"Trostfrauen", Wiedergutmachung und Menschenrechte
2018: Remarks by a Japanese Consul
"Trostfrauen", "Comfort Women"
Source: The Asia-Pacific Journal | Japan Focus Volume 16 | Issue 4 | Number 2 | Feb 10, 2018
“The Comfort Women were Prostitutes”:
Repercussions of remarks by the Japanese Consul General in Atlanta
Shirana Masakazu and Ando Kyoko, Tokyo Shimbun, June 29, 2017
Translation and introduction by Kyung Hee Ha
Introduction
“I want Japan to ask for forgiveness.” (https://apjjf.org/#_edn1) Ching-lin Yuen, testimony at the Women’s International War Crimes Tribunal on Japan’s Military Sexual Slavery, 2000
Yuen was among 64 women from 8 countries who came to Tokyo to testify about their experiences as former “comfort women.” The judges in this citizens’ tribunal found Emperor Hirohito guilty of responsibility for sexually enslaving women and girls in the Asia Pacific, and recognized direct government and military responsibility for the “comfort women” system, one of the largest and cruelest cases of sex trafficking in the 20th century.
Based not only on sympathy and responsibility, but also on trauma and memory passed down from immigrant family members who experienced Japanese colonization and invasion first-hand, members of Asian and Pacific Islander communities in the United States have stood in solidarity with the former comfort women.
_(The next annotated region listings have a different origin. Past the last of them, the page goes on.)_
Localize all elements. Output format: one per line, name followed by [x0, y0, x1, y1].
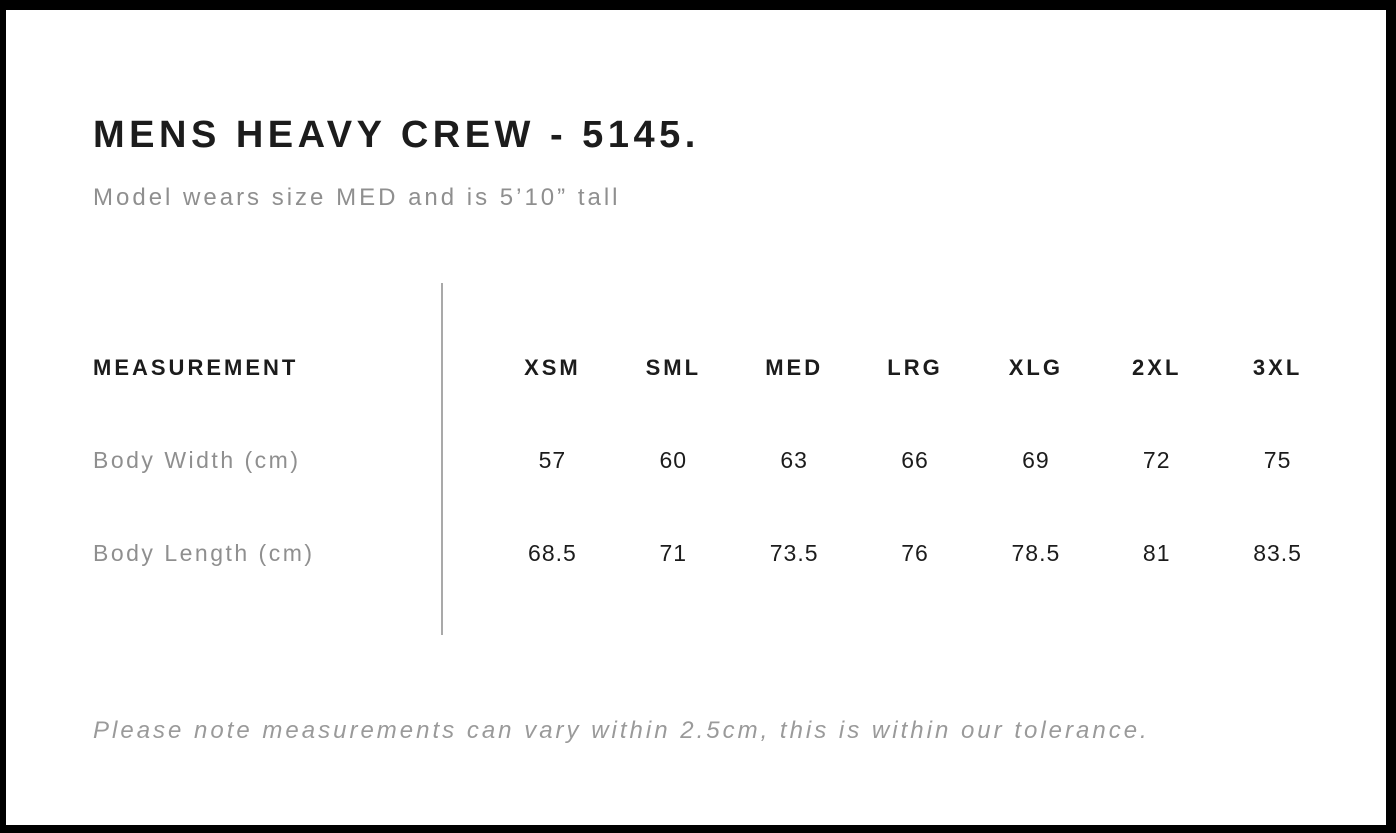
body-length-med: 73.5 [769, 539, 819, 566]
body-width-sml: 60 [659, 446, 688, 473]
product-title: MENS HEAVY CREW - 5145. [93, 114, 700, 156]
size-header-3xl: 3XL [1252, 355, 1303, 380]
size-header-med: MED [765, 355, 824, 380]
table-row-body-width: Body Width (cm) 57 60 63 66 69 72 75 [93, 445, 1338, 475]
body-length-lrg: 76 [901, 539, 929, 566]
body-length-3xl: 83.5 [1253, 539, 1302, 566]
body-length-2xl: 81 [1142, 539, 1171, 566]
size-header-xlg: XLG [1008, 355, 1063, 380]
size-header-lrg: LRG [887, 355, 943, 380]
size-table-header-row: MEASUREMENT XSM SML MED LRG XLG 2XL 3XL [93, 353, 1338, 383]
measurement-column-header: MEASUREMENT [93, 355, 299, 380]
size-table: MEASUREMENT XSM SML MED LRG XLG 2XL 3XL … [93, 283, 1338, 635]
body-width-3xl: 75 [1263, 446, 1292, 473]
body-width-med: 63 [780, 446, 808, 473]
content-sheet: MENS HEAVY CREW - 5145. Model wears size… [6, 10, 1386, 825]
body-length-xlg: 78.5 [1011, 539, 1061, 566]
body-width-2xl: 72 [1142, 446, 1171, 473]
tolerance-footnote: Please note measurements can vary within… [93, 717, 1150, 744]
body-width-lrg: 66 [901, 446, 929, 473]
body-width-xsm: 57 [538, 446, 567, 473]
body-length-sml: 71 [659, 539, 688, 566]
row-label-body-width: Body Width (cm) [93, 446, 301, 473]
body-length-xsm: 68.5 [528, 539, 577, 566]
size-header-2xl: 2XL [1132, 355, 1182, 380]
row-label-body-length: Body Length (cm) [93, 539, 315, 566]
body-width-xlg: 69 [1022, 446, 1050, 473]
size-header-sml: SML [645, 355, 702, 380]
size-header-xsm: XSM [524, 355, 581, 380]
model-size-note: Model wears size MED and is 5’10” tall [93, 184, 621, 211]
table-row-body-length: Body Length (cm) 68.5 71 73.5 76 78.5 81… [93, 538, 1338, 568]
table-vertical-divider [441, 283, 443, 635]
Years of grassroots activism resulted in the passing of U.S. Congressional Resolution 121 of 2007 calling on the Japanese government to formally apologize to the victims, and in the erection of more than 10 memorials in the United States, in locations including Palisades Park (NJ), Glendale (CA), and more recently, Brookhaven (GA) and San Francisco (CA). These memorials and statues seek to educate the public about these horrific war crimes and honor the suffering and courage of the victims.